National plan implemented to fight hoarding of essential goods

April 21, 2021 - 20:0

TEHRAN – The first nationwide plan to intensify the fight against hoarding of basic goods was implemented across the country for 72 hours last week, Mohammad Reza Moghimi, the police chief, said on Wednesday.

Under the plan, police detectives identified the location of the depot through round-the-clock efforts and specialized actions, he explained.

He went on to say that essential goods worth 656 billion rials (nearly $15.6 million at the official rate of 42,000 rials) have been discovered and 95 criminals were arrested during the implementation of the first phase of the national plan last week.

Basic goods such as rice, flour, wheat and barley, tomato paste, oil, sugar, car spare parts, home appliances, livestock, meat, fuel, detergent, oil, and pesticides were seized from the culprits, IRNA quoted Amini as saying.

In March, police forces have seized hoarded goods worth 523 billion rials (nearly $12.4 million) across the country since February 19.

Smugglers fined $570m in 8 months

From the beginning of the current Iranian calendar year (March 21, 2020) until November 16, 2020, smugglers of fuel and livestock were fined 24 trillion rials (about $570 million), representing a 47 percent increase compared to the same period last [Iranian calendar] year.
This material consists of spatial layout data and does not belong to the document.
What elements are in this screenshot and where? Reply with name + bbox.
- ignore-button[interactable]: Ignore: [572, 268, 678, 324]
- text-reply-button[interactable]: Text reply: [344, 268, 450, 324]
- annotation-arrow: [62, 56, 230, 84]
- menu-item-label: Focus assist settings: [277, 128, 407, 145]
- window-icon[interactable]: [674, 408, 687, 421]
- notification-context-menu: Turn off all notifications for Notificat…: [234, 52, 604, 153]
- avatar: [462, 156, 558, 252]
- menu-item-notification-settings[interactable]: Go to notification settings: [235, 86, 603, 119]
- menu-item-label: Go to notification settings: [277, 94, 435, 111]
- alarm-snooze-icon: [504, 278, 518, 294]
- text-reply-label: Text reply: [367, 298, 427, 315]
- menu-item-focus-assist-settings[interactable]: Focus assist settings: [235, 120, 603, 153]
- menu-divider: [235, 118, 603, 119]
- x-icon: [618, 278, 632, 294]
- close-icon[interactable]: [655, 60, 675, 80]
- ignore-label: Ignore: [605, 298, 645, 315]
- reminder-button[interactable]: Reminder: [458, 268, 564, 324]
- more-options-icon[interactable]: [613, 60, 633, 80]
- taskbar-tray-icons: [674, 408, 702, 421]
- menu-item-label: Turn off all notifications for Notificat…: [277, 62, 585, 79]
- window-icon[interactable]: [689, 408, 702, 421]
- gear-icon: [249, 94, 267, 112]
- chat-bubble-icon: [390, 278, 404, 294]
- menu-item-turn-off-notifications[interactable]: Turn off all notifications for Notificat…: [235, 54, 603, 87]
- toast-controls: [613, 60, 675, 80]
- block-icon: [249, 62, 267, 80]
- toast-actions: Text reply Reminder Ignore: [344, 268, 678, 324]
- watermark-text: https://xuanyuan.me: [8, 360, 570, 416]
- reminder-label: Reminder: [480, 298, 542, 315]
Out of a total of about 42,000 smuggling cases, about 28,000 were related to export smuggling, of which 20,000 are related to the smuggling of fuel and petroleum products, mostly to Pakistan and Afghanistan, and to a lesser extent to Turkey and Iraq.

A number of these cases are related to livestock trafficking. Most of the cattle are smuggled to Iraq, and then to the Persian Gulf countries.

Every year, $20-25 billion are smuggled in and out of the country, which, if stopped, will create hundreds of thousands of jobs, Hassan Norouzi, a member of the parliament, has said.

In the Iranian calendar year 1396 (March 2017-March 2018), $12 billion was smuggled into Iran and $900 million out of the country, according to the Headquarters for Combating the Smuggling of Commodities and Foreign Exchange.

Iran, which has a 900-kilometer border with Afghanistan, has been used as the main conduit for smuggling Afghan drugs to narcotics kingpins in Europe.

Despite high economic and human costs, Iran has been actively fighting drug-trafficking over the past decades.

In June 2020, the first phase of the national anti-smuggling plan was implemented with the priority given to customs, tobacco, and transit goods.